El-Khazzani, meanwhile, was being questioned by French counter-terrorism police who confirmed through fingerprints their suspicions that he was the same man who had been brought to their attention in February 2014, according to the French official.

French authorities said he had lived in the southern Spanish city of Algeciras, frequenting a mosque which is under surveillance there. He was transferred Saturday morning to anti-terror police headquarters outside Paris and can be held for up to 96 hours.

There were discrepancies between French and Spanish accounts of the gunman's travels.

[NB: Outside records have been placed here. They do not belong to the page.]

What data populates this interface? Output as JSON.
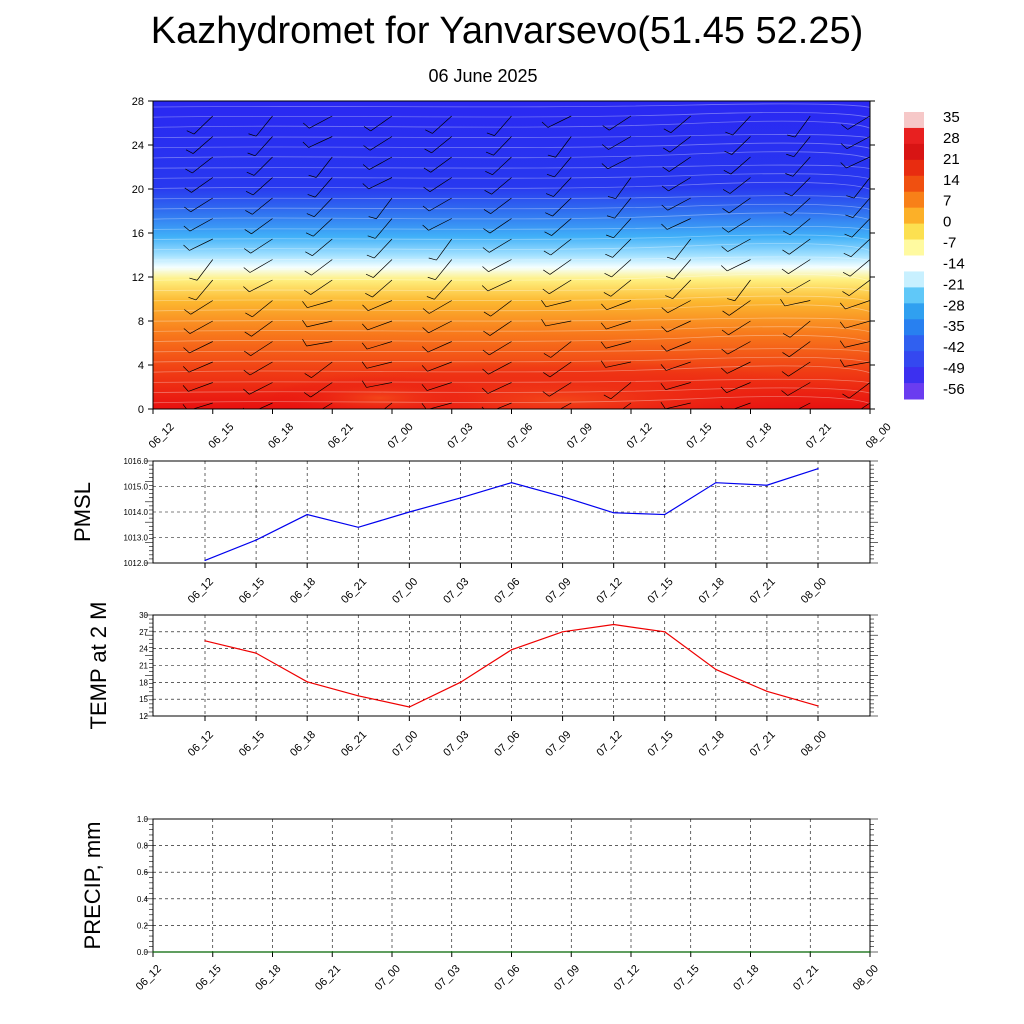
{
  "title": "Kazhydromet for Yanvarsevo(51.45 52.25)",
  "subtitle": "06 June 2025",
  "colorbar_labels": [
    "35",
    "28",
    "21",
    "14",
    "7",
    "0",
    "-7",
    "-14",
    "-21",
    "-28",
    "-35",
    "-42",
    "-49",
    "-56"
  ],
  "chart_data": [
    {
      "type": "heatmap",
      "x_tick_labels": [
        "06_12",
        "06_15",
        "06_18",
        "06_21",
        "07_00",
        "07_03",
        "07_06",
        "07_09",
        "07_12",
        "07_15",
        "07_18",
        "07_21",
        "08_00"
      ],
      "y_tick_labels": [
        "0",
        "4",
        "8",
        "12",
        "16",
        "20",
        "24",
        "28"
      ],
      "ylim": [
        0,
        28
      ],
      "colorscale_range": [
        -56,
        35
      ],
      "colors": {
        "cold": "#2828f0",
        "mid": "#fff080",
        "warm": "#e81010"
      }
    },
    {
      "type": "line",
      "ylabel": "PMSL",
      "categories": [
        "06_12",
        "06_15",
        "06_18",
        "06_21",
        "07_00",
        "07_03",
        "07_06",
        "07_09",
        "07_12",
        "07_15",
        "07_18",
        "07_21",
        "08_00"
      ],
      "values": [
        1012.1,
        1012.9,
        1013.9,
        1013.4,
        1014.0,
        1014.55,
        1015.15,
        1014.6,
        1013.97,
        1013.9,
        1015.15,
        1015.05,
        1015.7
      ],
      "ylim": [
        1012.0,
        1016.0
      ],
      "y_tick_labels": [
        "1012.0",
        "1013.0",
        "1014.0",
        "1015.0",
        "1016.0"
      ],
      "color": "#0000ee",
      "grid": true
    },
    {
      "type": "line",
      "ylabel": "TEMP at 2 M",
      "categories": [
        "06_12",
        "06_15",
        "06_18",
        "06_21",
        "07_00",
        "07_03",
        "07_06",
        "07_09",
        "07_12",
        "07_15",
        "07_18",
        "07_21",
        "08_00"
      ],
      "values": [
        25.4,
        23.2,
        18.1,
        15.6,
        13.6,
        18.0,
        23.8,
        27.0,
        28.3,
        27.0,
        20.3,
        16.4,
        13.8
      ],
      "ylim": [
        12,
        30
      ],
      "y_tick_labels": [
        "12",
        "15",
        "18",
        "21",
        "24",
        "27",
        "30"
      ],
      "color": "#ee0000",
      "grid": true
    },
    {
      "type": "line",
      "ylabel": "PRECIP, mm",
      "categories": [
        "06_12",
        "06_15",
        "06_18",
        "06_21",
        "07_00",
        "07_03",
        "07_06",
        "07_09",
        "07_12",
        "07_15",
        "07_18",
        "07_21",
        "08_00"
      ],
      "values": [
        0,
        0,
        0,
        0,
        0,
        0,
        0,
        0,
        0,
        0,
        0,
        0,
        0
      ],
      "ylim": [
        0.0,
        1.0
      ],
      "y_tick_labels": [
        "0.0",
        "0.2",
        "0.4",
        "0.6",
        "0.8",
        "1.0"
      ],
      "color": "#006400",
      "grid": true
    }
  ]
}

An official linked to Spain's anti-terrorism unit said the suspect lived in Spain until 2014, then moved to France, traveled to Syria, and returned to France. That official spoke on condition of anonymity because he was not authorized to be identified by name.

The French official close to the investigation said the French signal "sounded" on May 10 in Berlin, where El-Khazzani was flying to Turkey. The French transmitted this information to Spain, which advised on May 21 that he no longer lived there but in Belgium. The French then advised Belgium, according to the official close to the investigation, but it wasn't clear what, if any, action was taken after that.

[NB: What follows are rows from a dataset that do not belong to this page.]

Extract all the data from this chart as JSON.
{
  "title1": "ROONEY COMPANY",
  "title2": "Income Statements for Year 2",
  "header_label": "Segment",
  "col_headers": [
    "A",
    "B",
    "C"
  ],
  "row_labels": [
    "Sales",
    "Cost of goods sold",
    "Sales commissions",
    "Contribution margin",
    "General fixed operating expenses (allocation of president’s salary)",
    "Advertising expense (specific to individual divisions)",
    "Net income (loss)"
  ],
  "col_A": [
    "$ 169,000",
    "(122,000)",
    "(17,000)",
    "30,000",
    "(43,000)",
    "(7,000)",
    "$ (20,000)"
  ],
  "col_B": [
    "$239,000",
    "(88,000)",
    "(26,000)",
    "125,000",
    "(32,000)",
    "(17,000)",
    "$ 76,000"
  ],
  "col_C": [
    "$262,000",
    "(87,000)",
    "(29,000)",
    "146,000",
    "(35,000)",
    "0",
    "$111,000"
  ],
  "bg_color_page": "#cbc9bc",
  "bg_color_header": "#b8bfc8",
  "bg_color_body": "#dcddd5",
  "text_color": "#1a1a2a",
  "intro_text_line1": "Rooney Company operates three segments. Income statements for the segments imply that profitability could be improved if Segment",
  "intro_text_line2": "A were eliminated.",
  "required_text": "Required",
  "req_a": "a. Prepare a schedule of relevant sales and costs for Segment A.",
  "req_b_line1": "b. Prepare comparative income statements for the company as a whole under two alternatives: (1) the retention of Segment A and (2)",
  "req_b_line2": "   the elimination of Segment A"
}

The Belgian federal prosecutor's office has also opened an investigation because the suspect boarded the train in Brussels, said spokesman Eric Van der Sypt. Belgium also announced it was imposing stricter security on trains.

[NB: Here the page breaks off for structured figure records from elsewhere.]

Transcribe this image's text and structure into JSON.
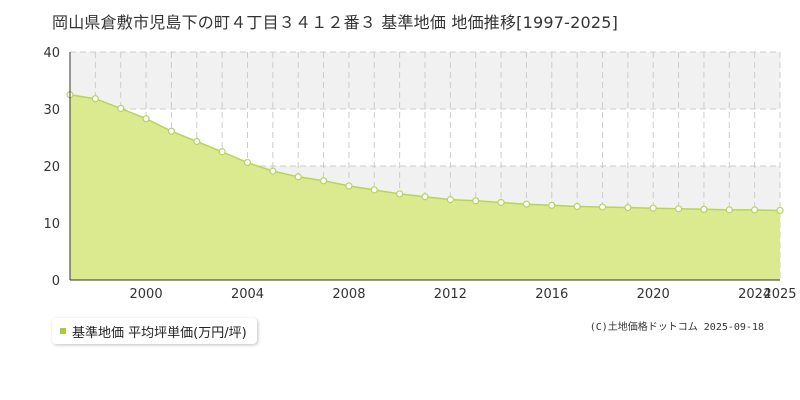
{
  "colors": {
    "area_fill": "#dcea8f",
    "line": "#b7d35a",
    "point_fill": "#ffffff",
    "grid": "#cccccc",
    "band": "#f1f1f1",
    "axis": "#333333",
    "legend_marker": "#a8cc3c"
  },
  "legend": {
    "label": "基準地価 平均坪単価(万円/坪)"
  },
  "copyright": "(C)土地価格ドットコム 2025-09-18",
  "chart_data": {
    "type": "area",
    "title": "岡山県倉敷市児島下の町４丁目３４１２番３ 基準地価 地価推移[1997-2025]",
    "xlabel": "",
    "ylabel": "",
    "x": [
      1997,
      1998,
      1999,
      2000,
      2001,
      2002,
      2003,
      2004,
      2005,
      2006,
      2007,
      2008,
      2009,
      2010,
      2011,
      2012,
      2013,
      2014,
      2015,
      2016,
      2017,
      2018,
      2019,
      2020,
      2021,
      2022,
      2023,
      2024,
      2025
    ],
    "series": [
      {
        "name": "基準地価 平均坪単価(万円/坪)",
        "values": [
          32.5,
          31.8,
          30.1,
          28.3,
          26.1,
          24.3,
          22.5,
          20.6,
          19.1,
          18.1,
          17.4,
          16.5,
          15.8,
          15.1,
          14.6,
          14.1,
          13.9,
          13.6,
          13.3,
          13.1,
          12.9,
          12.8,
          12.7,
          12.6,
          12.5,
          12.4,
          12.3,
          12.3,
          12.2
        ]
      }
    ],
    "xticks": [
      "2000",
      "2004",
      "2008",
      "2012",
      "2016",
      "2020",
      "2024",
      "2025"
    ],
    "xtick_values": [
      2000,
      2004,
      2008,
      2012,
      2016,
      2020,
      2024,
      2025
    ],
    "yticks": [
      "0",
      "10",
      "20",
      "30",
      "40"
    ],
    "ytick_values": [
      0,
      10,
      20,
      30,
      40
    ],
    "xlim": [
      1997,
      2025
    ],
    "ylim": [
      0,
      40
    ],
    "grid": true,
    "legend_position": "bottom-left"
  }
}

French authorities are on heightened alert after Islamic extremist attacks in January left 20 people dead, including the three gunmen. In June, a lone attacker claiming allegiance to Islamic radicals beheaded his employer and set off an explosion at an American-owned factory in France, raising concerns about other scattered, hard-to-predict attacks.

Europe's major rail stations, such as Paris' Gare du Nord and Brussels' Gare du Midi, are patrolled by soldiers armed with rifles, but passengers can board most high-speed trains without passing through metal detectors or having their bags searched or showing their passports.

Achoui-Lesage reported from Lille. Associated Press Writer Maggy Donaldson contributed from Lille.